Les migrants ne savent pas nager
VOYAGE Le titre ne se veut pas provocant, encore moins cynique. Il est certes cru, mais témoigne d’une réalité évidente, que l’on oublie: beaucoup de migrants n’ont jamais vu la mer et ne savent pas nager. Cette réalité, le Français Jean-Paul Mari l’a filmée. Il embarque le spectateur pour un voyage éprouvant, dont personne ne sort indemne. Il suit l’équipage de l’Aquarius pour sa première mission de sauvetage en Méditerranée. On assiste à l'attente et aux sauvetages périlleux. Et puis on écoute les témoignages des rescapés.
«Ces gens qui fuient leur pays, au péril de leur vie, ont une histoire que personne ne connaît. Je voulais la raconter, comme celle des sauveteurs. C’est une façon de dire que, face à quelqu’un qui se noie, nous avons deux options: détourner le regard, ce que fait l’Europe aujourd’hui, ou le sauver. Je crois qu’il faut sortir de l’eau celui qui se noie. Etre humain, ce n’est pas détourner le regard», explique le réalisateur.

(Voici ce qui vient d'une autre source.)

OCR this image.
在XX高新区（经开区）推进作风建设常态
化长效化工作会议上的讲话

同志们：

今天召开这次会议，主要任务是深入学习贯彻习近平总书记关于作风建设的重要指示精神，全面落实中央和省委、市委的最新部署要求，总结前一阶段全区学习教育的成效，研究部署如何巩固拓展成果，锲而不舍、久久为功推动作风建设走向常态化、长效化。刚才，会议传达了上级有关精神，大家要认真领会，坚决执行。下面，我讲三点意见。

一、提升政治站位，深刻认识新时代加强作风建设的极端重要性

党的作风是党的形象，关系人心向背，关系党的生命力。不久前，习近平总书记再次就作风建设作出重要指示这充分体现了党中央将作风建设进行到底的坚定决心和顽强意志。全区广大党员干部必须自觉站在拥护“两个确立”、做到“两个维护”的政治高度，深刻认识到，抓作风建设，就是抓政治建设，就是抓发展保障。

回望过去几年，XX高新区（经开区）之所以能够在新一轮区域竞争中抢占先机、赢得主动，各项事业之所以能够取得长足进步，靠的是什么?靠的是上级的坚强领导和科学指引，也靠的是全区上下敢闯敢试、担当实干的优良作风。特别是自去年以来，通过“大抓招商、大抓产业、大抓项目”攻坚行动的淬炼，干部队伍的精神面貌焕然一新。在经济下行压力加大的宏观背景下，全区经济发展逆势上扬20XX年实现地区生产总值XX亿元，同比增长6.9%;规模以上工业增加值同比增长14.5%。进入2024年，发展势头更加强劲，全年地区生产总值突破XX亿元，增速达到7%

Le film pousse le spectateur à se positionner sur un sujet dérangeant. «Le documentaire a été tourné en 2016. En deux ans, rien n’a changé, la politique s’est même durcie. Le bateau pourra-t-il encore travailler alors que la Libye surveille la zone et que Rome ne veut plus laisser accoster les bateaux de migrants?», s’interroge le réalisateur.
Réformés est en lice
Les grandes questions d’Amandine sont une série de vidéos réalisées par Elise Perrier, corédactrice en chef de Réformés. Dans chaque épisode, Amandine s’interroge sur des grandes questions philosophiques, sociologiques ou de société. Le journal Réformés, leitmotiv de la série, lui permet d’aller à la rencontre d’experts qui répondent à ses interrogations. A voir le samedi 27 octobre à 17h au cinéma Bio de Neuchâtel, et sur reformes.ch dès le 1er novembre.
A voir aussi
- Une enfance crucifiée (long métrage, Suisse), le 27 octobre à 16h. Les anciens pensionnaires de l’Institut Marini de Montet à Fribourg témoignent des tortures et abus sexuels subis de la part des prêtres qui les accueillaient alors qu’ils étaient enfants.

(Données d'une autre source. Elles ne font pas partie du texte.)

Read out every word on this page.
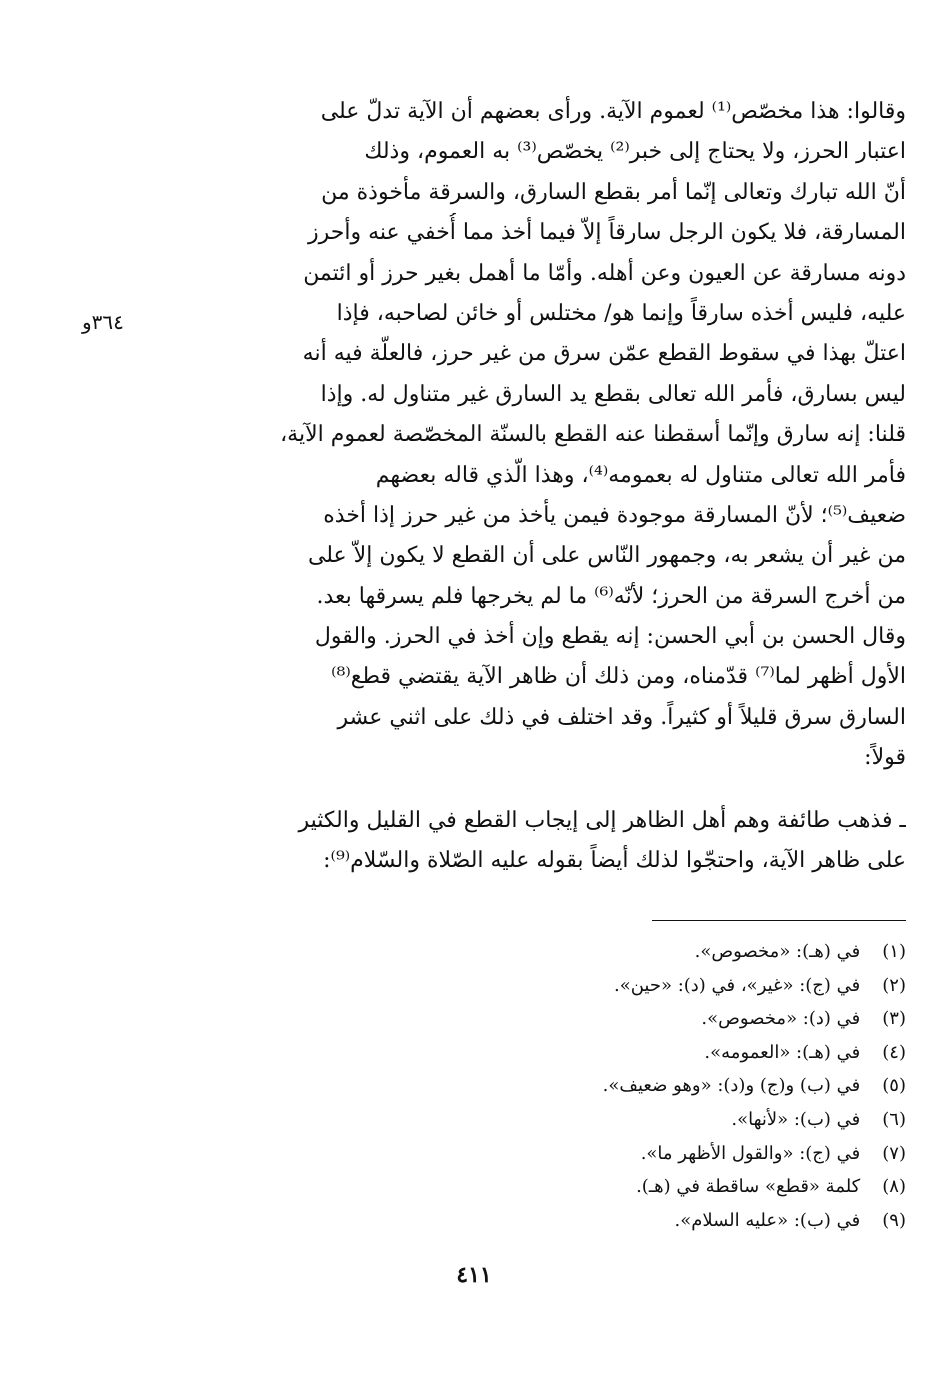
وقالوا: هذا مخصّص⁽¹⁾ لعموم الآية. ورأى بعضهم أن الآية تدلّ على
اعتبار الحرز، ولا يحتاج إلى خبر⁽²⁾ يخصّص⁽³⁾ به العموم، وذلك
أنّ الله تبارك وتعالى إنّما أمر بقطع السارق، والسرقة مأخوذة من
المسارقة، فلا يكون الرجل سارقاً إلاّ فيما أخذ مما أُخفي عنه وأحرز
دونه مسارقة عن العيون وعن أهله. وأمّا ما أهمل بغير حرز أو ائتمن
عليه، فليس أخذه سارقاً وإنما هو/ مختلس أو خائن لصاحبه، فإذا
اعتلّ بهذا في سقوط القطع عمّن سرق من غير حرز، فالعلّة فيه أنه
ليس بسارق، فأمر الله تعالى بقطع يد السارق غير متناول له. وإذا
قلنا: إنه سارق وإنّما أسقطنا عنه القطع بالسنّة المخصّصة لعموم الآية،
فأمر الله تعالى متناول له بعمومه⁽⁴⁾، وهذا الّذي قاله بعضهم
ضعيف⁽⁵⁾؛ لأنّ المسارقة موجودة فيمن يأخذ من غير حرز إذا أخذه
من غير أن يشعر به، وجمهور النّاس على أن القطع لا يكون إلاّ على
من أخرج السرقة من الحرز؛ لأنّه⁽⁶⁾ ما لم يخرجها فلم يسرقها بعد.
وقال الحسن بن أبي الحسن: إنه يقطع وإن أخذ في الحرز. والقول
الأول أظهر لما⁽⁷⁾ قدّمناه، ومن ذلك أن ظاهر الآية يقتضي قطع⁽⁸⁾
السارق سرق قليلاً أو كثيراً. وقد اختلف في ذلك على اثني عشر
قولاً:
ـ فذهب طائفة وهم أهل الظاهر إلى إيجاب القطع في القليل والكثير
على ظاهر الآية، واحتجّوا لذلك أيضاً بقوله عليه الصّلاة والسّلام⁽⁹⁾:
٣٦٤و
(١) في (هـ): «مخصوص».
(٢) في (ج): «غير»، في (د): «حين».
(٣) في (د): «مخصوص».
(٤) في (هـ): «العمومه».
(٥) في (ب) و(ج) و(د): «وهو ضعيف».
(٦) في (ب): «لأنها».
(٧) في (ج): «والقول الأظهر ما».
(٨) كلمة «قطع» ساقطة في (هـ).
(٩) في (ب): «عليه السلام».
٤١١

- Gaza : la grande évasion (moyen métrage, France), le 27 octobre à 10h15. Quand l’observation du ciel à travers un télescope rend espoir à tout un peuple.
- Ni d’Eve ni d’Adam, une histoire intersexe (long métrage, France, Suisse), le 28 octobre à 9h30. Comment vivre avec un sexe que l’on a choisi pour nous à la naissance? Une réflexion sur la quête des personnes intersexuées, qui se réapproprient leur corps et leur identité.